I’ve got a piece in Soup as well. It’s called “In the Sauna.” It’s a silly and sexy take on an awkward meet-cute between two men – in a gym sauna. It’s the most upfront sexual piece in this production, and the most graphic work I’ve had on stage, since Flowers in the Wardrobe (2014) in which a brother and sister got it in while the sister wore a necklace with a curious … bauble? that her dad gave her. That said, there’s no sex depicted. There’s just some flirting and some pretty detailed descriptions about a man’s particular online purchase. It’s directed by Chip Miller. It features Vincent Wagner and Christopher Steinauer. (Costuming for this short was the easiest ever… “Just grab a towel from your closet.”)

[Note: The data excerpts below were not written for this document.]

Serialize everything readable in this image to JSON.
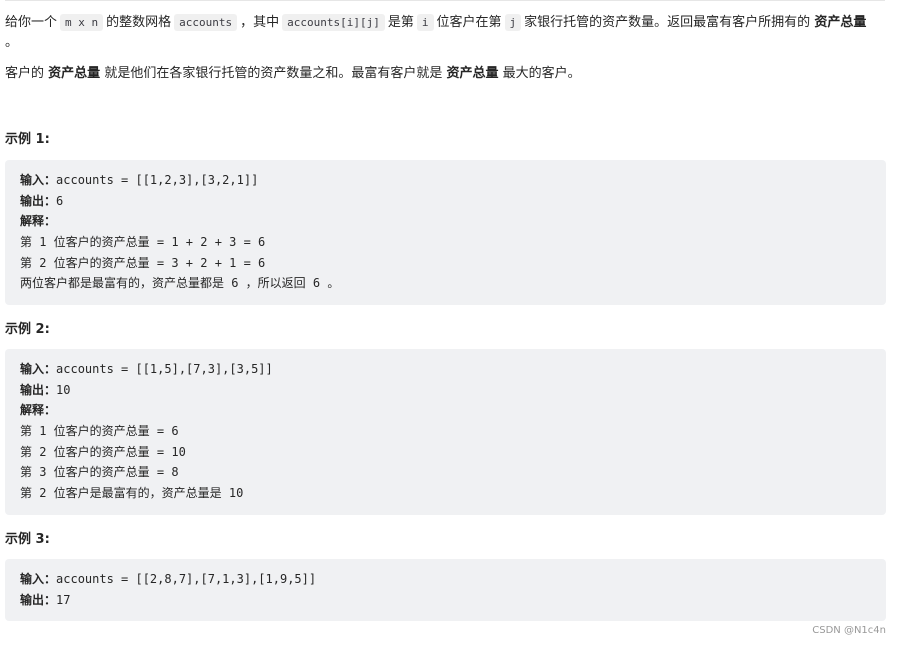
{
  "description": {
    "p1": {
      "t1": "给你一个",
      "c1": "m x n",
      "t2": "的整数网格",
      "c2": "accounts",
      "t3": "，其中",
      "c3": "accounts[i][j]",
      "t4": "是第",
      "c4": "i",
      "t5": "位客户在第",
      "c5": "j",
      "t6": "家银行托管的资产数量。返回最富有客户所拥有的",
      "b1": "资产总量",
      "t7": "。"
    },
    "p2": {
      "t1": "客户的",
      "b1": "资产总量",
      "t2": "就是他们在各家银行托管的资产数量之和。最富有客户就是",
      "b2": "资产总量",
      "t3": "最大的客户。"
    }
  },
  "examples": [
    {
      "heading": "示例 1:",
      "input_label": "输入：",
      "input": "accounts = [[1,2,3],[3,2,1]]",
      "output_label": "输出：",
      "output": "6",
      "explanation_label": "解释：",
      "explanation": [
        "第 1 位客户的资产总量 = 1 + 2 + 3 = 6",
        "第 2 位客户的资产总量 = 3 + 2 + 1 = 6",
        "两位客户都是最富有的，资产总量都是 6 ，所以返回 6 。"
      ]
    },
    {
      "heading": "示例 2:",
      "input_label": "输入：",
      "input": "accounts = [[1,5],[7,3],[3,5]]",
      "output_label": "输出：",
      "output": "10",
      "explanation_label": "解释：",
      "explanation": [
        "第 1 位客户的资产总量 = 6",
        "第 2 位客户的资产总量 = 10",
        "第 3 位客户的资产总量 = 8",
        "第 2 位客户是最富有的，资产总量是 10"
      ]
    },
    {
      "heading": "示例 3:",
      "input_label": "输入：",
      "input": "accounts = [[2,8,7],[7,1,3],[1,9,5]]",
      "output_label": "输出：",
      "output": "17"
    }
  ],
  "watermark": "CSDN @N1c4n"
}
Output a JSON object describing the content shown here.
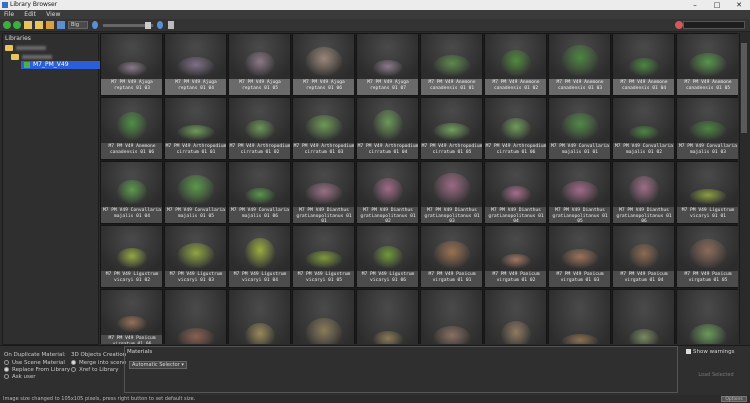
{
  "window": {
    "title": "Library Browser"
  },
  "menu": [
    "File",
    "Edit",
    "View"
  ],
  "toolbar": {
    "size_value": "Big"
  },
  "libraries": {
    "header": "Libraries",
    "selected_item": "M7_PM_V49"
  },
  "colors": {
    "selection": "#2b5fd9",
    "caption_bg": "#4c4c4c",
    "grid_bg": "#1c1c1c",
    "folder": "#e8c45c"
  },
  "items": [
    {
      "label": "M7 PM V49 Ajuga reptans 01 03",
      "color": "#8a7a8a"
    },
    {
      "label": "M7 PM V49 Ajuga reptans 01 04",
      "color": "#7e6f87"
    },
    {
      "label": "M7 PM V49 Ajuga reptans 01 05",
      "color": "#8c7785"
    },
    {
      "label": "M7 PM V49 Ajuga reptans 01 06",
      "color": "#9a8577"
    },
    {
      "label": "M7 PM V49 Ajuga reptans 01 07",
      "color": "#8a7a8a"
    },
    {
      "label": "M7 PM V49 Anemone canadensis 01 01",
      "color": "#5d8a4a"
    },
    {
      "label": "M7 PM V49 Anemone canadensis 01 02",
      "color": "#4f8a3c"
    },
    {
      "label": "M7 PM V49 Anemone canadensis 01 03",
      "color": "#4c8540"
    },
    {
      "label": "M7 PM V49 Anemone canadensis 01 04",
      "color": "#4a8840"
    },
    {
      "label": "M7 PM V49 Anemone canadensis 01 05",
      "color": "#56954a"
    },
    {
      "label": "M7 PM V49 Anemone canadensis 01 06",
      "color": "#4f8f45"
    },
    {
      "label": "M7 PM V49 Arthropodium cirratum 01 01",
      "color": "#6f9a58"
    },
    {
      "label": "M7 PM V49 Arthropodium cirratum 01 02",
      "color": "#6a9656"
    },
    {
      "label": "M7 PM V49 Arthropodium cirratum 01 03",
      "color": "#6c9a55"
    },
    {
      "label": "M7 PM V49 Arthropodium cirratum 01 04",
      "color": "#6a9856"
    },
    {
      "label": "M7 PM V49 Arthropodium cirratum 01 05",
      "color": "#71a05c"
    },
    {
      "label": "M7 PM V49 Arthropodium cirratum 01 06",
      "color": "#6e9c58"
    },
    {
      "label": "M7 PM V49 Convallaria majalis 01 01",
      "color": "#4f8a45"
    },
    {
      "label": "M7 PM V49 Convallaria majalis 01 02",
      "color": "#4c8742"
    },
    {
      "label": "M7 PM V49 Convallaria majalis 01 03",
      "color": "#4a8540"
    },
    {
      "label": "M7 PM V49 Convallaria majalis 01 04",
      "color": "#5c9a4c"
    },
    {
      "label": "M7 PM V49 Convallaria majalis 01 05",
      "color": "#5a984a"
    },
    {
      "label": "M7 PM V49 Convallaria majalis 01 06",
      "color": "#58964a"
    },
    {
      "label": "M7 PM V49 Dianthus gratianopolitanus 01 01",
      "color": "#9a6f85"
    },
    {
      "label": "M7 PM V49 Dianthus gratianopolitanus 01 02",
      "color": "#a06a88"
    },
    {
      "label": "M7 PM V49 Dianthus gratianopolitanus 01 03",
      "color": "#9b6883"
    },
    {
      "label": "M7 PM V49 Dianthus gratianopolitanus 01 04",
      "color": "#a66e8c"
    },
    {
      "label": "M7 PM V49 Dianthus gratianopolitanus 01 05",
      "color": "#a26a89"
    },
    {
      "label": "M7 PM V49 Dianthus gratianopolitanus 01 06",
      "color": "#9f6d87"
    },
    {
      "label": "M7 PM V49 Ligustrum vicaryi 01 01",
      "color": "#8aa040"
    },
    {
      "label": "M7 PM V49 Ligustrum vicaryi 01 02",
      "color": "#95a842"
    },
    {
      "label": "M7 PM V49 Ligustrum vicaryi 01 03",
      "color": "#8ea540"
    },
    {
      "label": "M7 PM V49 Ligustrum vicaryi 01 04",
      "color": "#9aac3e"
    },
    {
      "label": "M7 PM V49 Ligustrum vicaryi 01 05",
      "color": "#7f9a3a"
    },
    {
      "label": "M7 PM V49 Ligustrum vicaryi 01 06",
      "color": "#6f9a3a"
    },
    {
      "label": "M7 PM V49 Panicum virgatum 01 01",
      "color": "#9a7050"
    },
    {
      "label": "M7 PM V49 Panicum virgatum 01 02",
      "color": "#a07560"
    },
    {
      "label": "M7 PM V49 Panicum virgatum 01 03",
      "color": "#9c7258"
    },
    {
      "label": "M7 PM V49 Panicum virgatum 01 04",
      "color": "#8e6a50"
    },
    {
      "label": "M7 PM V49 Panicum virgatum 01 05",
      "color": "#8a6a58"
    },
    {
      "label": "M7 PM V49 Panicum virgatum 01 06",
      "color": "#967058"
    },
    {
      "label": "",
      "color": "#8a6050"
    },
    {
      "label": "",
      "color": "#9a8a5a"
    },
    {
      "label": "",
      "color": "#8a7a5a"
    },
    {
      "label": "",
      "color": "#8c7a56"
    },
    {
      "label": "",
      "color": "#8a7060"
    },
    {
      "label": "",
      "color": "#907a60"
    },
    {
      "label": "",
      "color": "#8c7050"
    },
    {
      "label": "",
      "color": "#7a8a60"
    },
    {
      "label": "",
      "color": "#6a9a5a"
    }
  ],
  "duplicate": {
    "title": "On Duplicate Material:",
    "options": [
      "Use Scene Material",
      "Replace From Library",
      "Ask user"
    ],
    "selected": 1
  },
  "creation": {
    "title": "3D Objects Creation",
    "options": [
      "Merge into scene",
      "Xref to Library"
    ],
    "selected": 0
  },
  "materials": {
    "title": "Materials",
    "selector": "Automatic Selector"
  },
  "right": {
    "show_warnings": "Show warnings",
    "load_selected": "Load Selected"
  },
  "status": {
    "text": "Image size changed to 105x105 pixels, press right button to set default size.",
    "options_label": "Options"
  }
}
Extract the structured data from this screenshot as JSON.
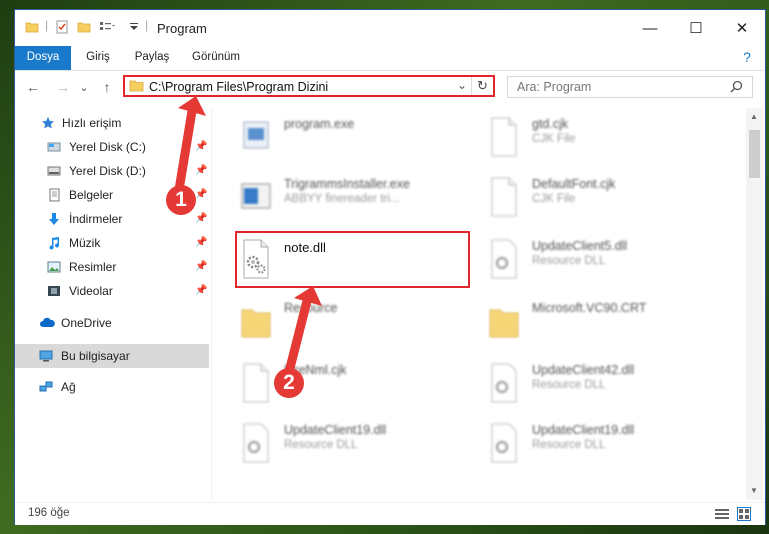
{
  "window": {
    "title": "Program",
    "minimize": "—",
    "maximize": "☐",
    "close": "✕"
  },
  "ribbon": {
    "tabs": [
      {
        "label": "Dosya",
        "active": true
      },
      {
        "label": "Giriş",
        "active": false
      },
      {
        "label": "Paylaş",
        "active": false
      },
      {
        "label": "Görünüm",
        "active": false
      }
    ],
    "help": "?"
  },
  "nav": {
    "back": "←",
    "forward": "→",
    "recent": "⌄",
    "up": "↑",
    "address": "C:\\Program Files\\Program Dizini",
    "address_dropdown": "⌄",
    "refresh": "↻",
    "search_placeholder": "Ara: Program",
    "search_icon": "search-icon"
  },
  "sidebar": {
    "items": [
      {
        "label": "Hızlı erişim",
        "icon": "star-icon",
        "pinned": false,
        "selected": false
      },
      {
        "label": "Yerel Disk (C:)",
        "icon": "drive-icon",
        "pinned": true,
        "selected": false
      },
      {
        "label": "Yerel Disk (D:)",
        "icon": "drive-icon",
        "pinned": true,
        "selected": false
      },
      {
        "label": "Belgeler",
        "icon": "documents-icon",
        "pinned": true,
        "selected": false
      },
      {
        "label": "İndirmeler",
        "icon": "download-icon",
        "pinned": true,
        "selected": false
      },
      {
        "label": "Müzik",
        "icon": "music-icon",
        "pinned": true,
        "selected": false
      },
      {
        "label": "Resimler",
        "icon": "pictures-icon",
        "pinned": true,
        "selected": false
      },
      {
        "label": "Videolar",
        "icon": "videos-icon",
        "pinned": true,
        "selected": false
      },
      {
        "label": "OneDrive",
        "icon": "cloud-icon",
        "pinned": false,
        "selected": false
      },
      {
        "label": "Bu bilgisayar",
        "icon": "computer-icon",
        "pinned": false,
        "selected": true
      },
      {
        "label": "Ağ",
        "icon": "network-icon",
        "pinned": false,
        "selected": false
      }
    ]
  },
  "files": [
    {
      "name": "program.exe",
      "type": "",
      "icon": "exe-icon"
    },
    {
      "name": "gtd.cjk",
      "type": "CJK File",
      "icon": "blank-file-icon"
    },
    {
      "name": "TrigrammsInstaller.exe",
      "type": "ABBYY finereader tri...",
      "icon": "installer-icon"
    },
    {
      "name": "DefaultFont.cjk",
      "type": "CJK File",
      "icon": "blank-file-icon"
    },
    {
      "name": "note.dll",
      "type": "",
      "icon": "dll-gear-icon"
    },
    {
      "name": "UpdateClient5.dll",
      "type": "Resource DLL",
      "icon": "dll-gear-icon"
    },
    {
      "name": "Resource",
      "type": "",
      "icon": "folder-icon"
    },
    {
      "name": "Microsoft.VC90.CRT",
      "type": "",
      "icon": "folder-icon"
    },
    {
      "name": "FireNml.cjk",
      "type": "",
      "icon": "blank-file-icon"
    },
    {
      "name": "UpdateClient42.dll",
      "type": "Resource DLL",
      "icon": "dll-gear-icon"
    },
    {
      "name": "UpdateClient19.dll",
      "type": "Resource DLL",
      "icon": "dll-gear-icon"
    },
    {
      "name": "UpdateClient19.dll",
      "type": "Resource DLL",
      "icon": "dll-gear-icon"
    }
  ],
  "status": {
    "count": "196 öğe"
  },
  "callouts": {
    "one": "1",
    "two": "2"
  },
  "colors": {
    "accent": "#1979ca",
    "highlight": "#e0262a",
    "callout": "#e53935",
    "selected": "#d9d9d9"
  }
}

And now for some serious talk: As proud of this production as I am, it’s incomplete. See, in last year’s festival, we had Cynthia’s piece that featured a trans character. We also had a fantastic solo piece by Raphael Isabella Tate about a gender fluid youth exploring their place in the world and their identity. (Tate now goes by Isabella.) This year, the pieces in Soup are all focused on cisgender queer folk. I can offer this as an explanation, but not an excuse: this production was put together based on submitted works. I didn’t receive any works featuring trans characters or experiences. In the time between now and next years’ festival, I am committed to doing outreach to ensure that this festival truly reflects the full spectrum of queer lives and experiences. This goal, which I will meet, is not an act of tokenism, but is in the spirit of representation and inclusion. I know that people will be disappointed by the omission this year. I understand and truly apologize. Submissions for next year can already be turned in at email@example.com. I welcome works featuring all facets of LGBTQ+ identity and expression.
Alphabet Soup: Stories from Queer Voices opens this Friday, Oct 7 at 8 pm at MTH Theater in Crown Center. It runs for just three nights. It’s Oct 8, also at 8, and Oct 9 at 2 pm. Tickets are $15 (plus a $2.75 ticketing fee).